(557) Saxicoloides fulicata cambaiensis.
The Brown-backed Indian Robin.
Sylvia cambaiensis Lath., Ind. Orn., ii, p. 554 (1790) (Guzerat). Thamnobia cambaiensis. Blanf. & Oates, ii, p. 114.
Vernacular names. Kalchuri (Hind.).
Description.— Adult male. Differs from the Black-backed Indian Robin in never acquiring the black back at the autumn moult. After this the upper parts become a dark sandy-brown or in some cases an almost rufescent-brown. In spring and summer abrasion of the lighter edges makes the general tint darker instead of paler as in T. f. fulicata.
When freshly moulted the black underparts are 'more or less fringed with paler, which soon wears off.

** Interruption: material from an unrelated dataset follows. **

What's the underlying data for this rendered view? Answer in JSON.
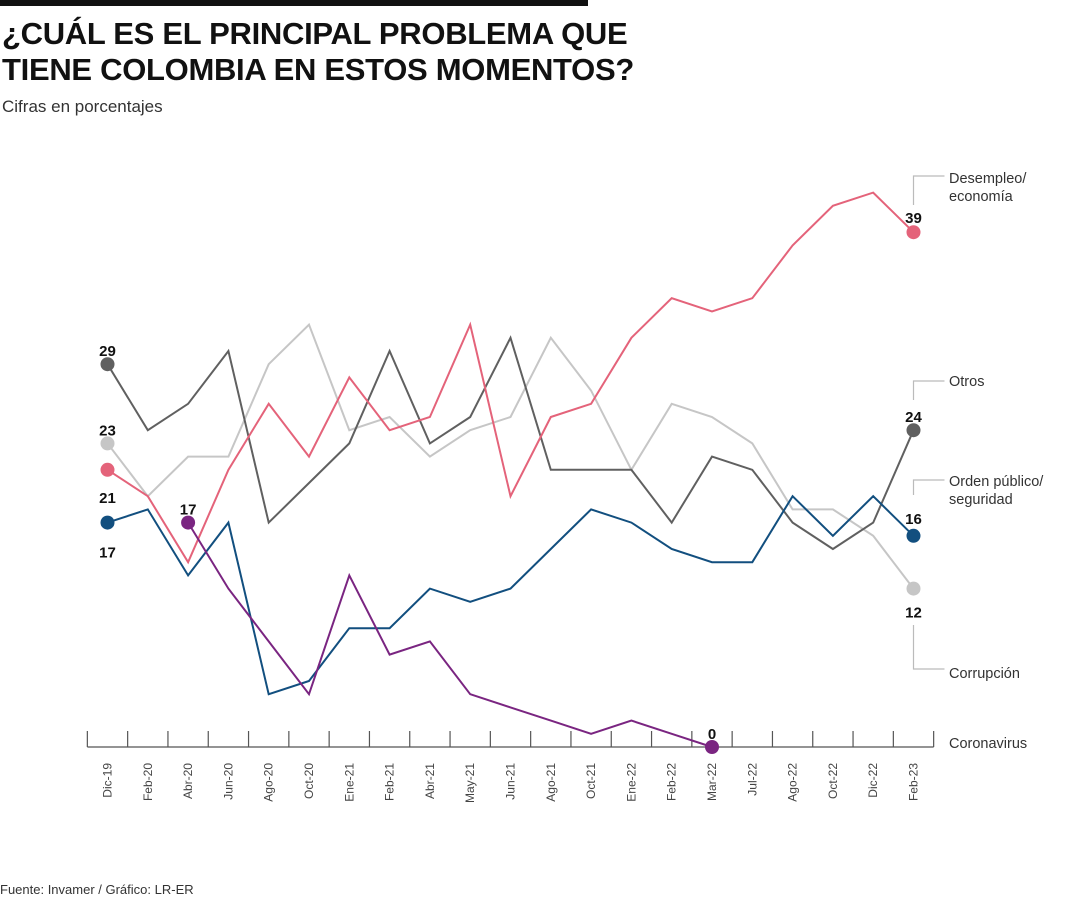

Colours of soft parts as in the last bird.
Measurements. Wing 69 to 78 mm.; tail 66 to 72 mm.; tarsus about 27 mm.; culmen about 12 to 14 mm.
Female. Similar to the female of the Black-backed Robin, but much paler and often very grey in general tint.
Measurements. Wing 70 to 75 mm.
Nestling like that of the Black-backed Robin but paler above and below. Above the bars are obsolete and below very faint.
Distribution. The whole of Northern India from Sind and the Punjab to the drier, less wooded portions of Eastern Bengal, Midnapore, Chota Nagpur, Western Behar; South to the Godaveri on the East and Ahmadnagar on the West.
Nidification. This differs in no way from that of the last bird.
It is equally confiding and fearless of man, but is also equally cautious in its movements and equally ready to desert nests and eggs. It selects similar sites to those beloved of the Southern form and builds a similar nest of grass and roots, lined with hair, grass, fur, or anything suitable, often a piece of cast snakeskin. It, however, lays more eggs, generally three or four, Oates says six, which are not distinguishable from those of T. f. fulicata.
Forty eggs average 22.5 x 15.1 mm.: maxima 23.0 x 15.7 mm.; minima 20.4 x 14.8 mm.
The principal breeding-months seem to be April, May and June.
Habits. Just the same as those of the preceding bird. It ascends the outer ranges of the Himalayas up to some 5,000 feet and is found all over the plains.